Building your own transrate image

Go to some convenient directory on your local machine, and run:

git clone https://github.com/ctb/2015-docker-building.git
cd 2015-docker-building/transrate
cat Dockerfile

These are instructions for building a Docker image to run the transrate software yourself. Try:

docker build -t my_transrate .

and then wait a while. Once it's done, run:

docker run -it my_transrate /bin/bash

and repeat the above:

cd /home
curl -L https://s3.amazonaws.com/public.ged.msu.edu/nema-subset.tar.gz |\
   tar xzf - nema.fa
transrate --assembly nema.fa

So, that's how you build a Docker image. (You can look at the Dockerfile in a Web browser, if you like)

Why is this useful? If you are in either of the following situations,

  • You have a specific set of software you need to work together, and that may not work well with other software.
  • You have software that's hard to install and/or requires a lot of dependencies.
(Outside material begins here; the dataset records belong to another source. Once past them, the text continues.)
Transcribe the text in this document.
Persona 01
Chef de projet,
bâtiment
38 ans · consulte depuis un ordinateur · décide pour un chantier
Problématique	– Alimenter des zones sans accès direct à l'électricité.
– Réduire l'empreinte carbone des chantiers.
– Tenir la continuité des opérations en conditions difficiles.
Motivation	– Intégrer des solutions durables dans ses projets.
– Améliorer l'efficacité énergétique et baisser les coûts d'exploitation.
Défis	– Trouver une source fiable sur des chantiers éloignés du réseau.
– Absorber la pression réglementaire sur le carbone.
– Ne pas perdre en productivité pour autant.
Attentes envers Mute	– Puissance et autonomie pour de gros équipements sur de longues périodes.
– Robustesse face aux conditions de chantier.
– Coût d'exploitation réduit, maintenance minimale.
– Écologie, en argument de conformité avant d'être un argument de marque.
then Docker provides a way to deliver a nice package of software all working together.

An Apparent Digression: Project Jupyter, a quick demo

Jupyter (the new name for IPython Notebook) is pretty awesome.

With a notebook server, you can:

  • run data analyses interactively from a remote machine in Python 2, Python 3, and a host of other languages (including R);
  • save everything as a notebook, or a Python script;
  • get a full text editor on the remote machine;
  • upload files to the remote machine;
  • get a terminal window on the remote machine.
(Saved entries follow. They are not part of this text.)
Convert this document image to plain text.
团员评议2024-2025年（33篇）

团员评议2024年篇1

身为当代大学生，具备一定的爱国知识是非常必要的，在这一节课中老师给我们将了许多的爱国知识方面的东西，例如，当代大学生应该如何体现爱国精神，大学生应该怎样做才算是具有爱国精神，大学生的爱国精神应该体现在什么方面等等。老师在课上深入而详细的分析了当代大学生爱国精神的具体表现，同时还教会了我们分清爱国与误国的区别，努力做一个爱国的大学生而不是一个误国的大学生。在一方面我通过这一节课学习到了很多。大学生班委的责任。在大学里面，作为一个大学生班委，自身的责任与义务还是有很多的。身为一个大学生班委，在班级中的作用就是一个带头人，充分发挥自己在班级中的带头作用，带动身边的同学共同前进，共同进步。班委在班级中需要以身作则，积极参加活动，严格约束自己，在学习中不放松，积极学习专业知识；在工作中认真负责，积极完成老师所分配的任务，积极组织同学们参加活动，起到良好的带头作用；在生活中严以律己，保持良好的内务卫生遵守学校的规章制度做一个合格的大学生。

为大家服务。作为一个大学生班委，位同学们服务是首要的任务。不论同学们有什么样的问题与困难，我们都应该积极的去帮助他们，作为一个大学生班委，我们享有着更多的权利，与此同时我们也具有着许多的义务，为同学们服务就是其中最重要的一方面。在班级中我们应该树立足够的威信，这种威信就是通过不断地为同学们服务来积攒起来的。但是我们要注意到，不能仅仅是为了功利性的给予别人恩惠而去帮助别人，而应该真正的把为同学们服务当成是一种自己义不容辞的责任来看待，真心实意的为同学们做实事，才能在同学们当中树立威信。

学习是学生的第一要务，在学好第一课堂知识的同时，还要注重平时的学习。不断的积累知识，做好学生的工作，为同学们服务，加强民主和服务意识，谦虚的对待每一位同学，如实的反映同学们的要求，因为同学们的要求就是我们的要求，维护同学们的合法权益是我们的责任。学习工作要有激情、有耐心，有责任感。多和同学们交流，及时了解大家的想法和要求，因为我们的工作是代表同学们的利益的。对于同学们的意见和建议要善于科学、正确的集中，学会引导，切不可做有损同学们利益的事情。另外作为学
...the only problem with Jupyter is that it's got a lot of dependencies and can be hard to install.

This is kind of the situation that Docker is built for -- so, what about running it inside a Docker container?

Running Jupyter inside a Docker container on your docker host

It's pretty easy to get a docker container running with Jupyter in it; just do:

docker run -it jupyter/notebook

..but how do we connect? The key thing here is that we need to connect to a Web site running on a different computer -- the docker host.

2016-bodega-docker-1b.png

So, run in the background ('-d') with a port mapping:

JUP=$(docker run -d -p 8000:8888 jupyter/notebook)

and then run this to get the URL to connect to:

echo http://$(docker-machine ip aws):8000

If you go to that URL with a Web browser, you should see a Jupyter notebook.

To stop it, do:

docker stop $JUP

Putting it all together: mybinder.org

http://mybinder.org/ is a site that creates Docker containers, downloads github repositories into them, and then runs Jupyter Notebook servers in them.

A basic example: the inflammation data set.

A more complex example: installing stuff with a Docker file

This combines a description of a compute environment (the Dockerfile) running in a (Docker) container with an interactive Web site for running data analyses (Jupyter Notebook).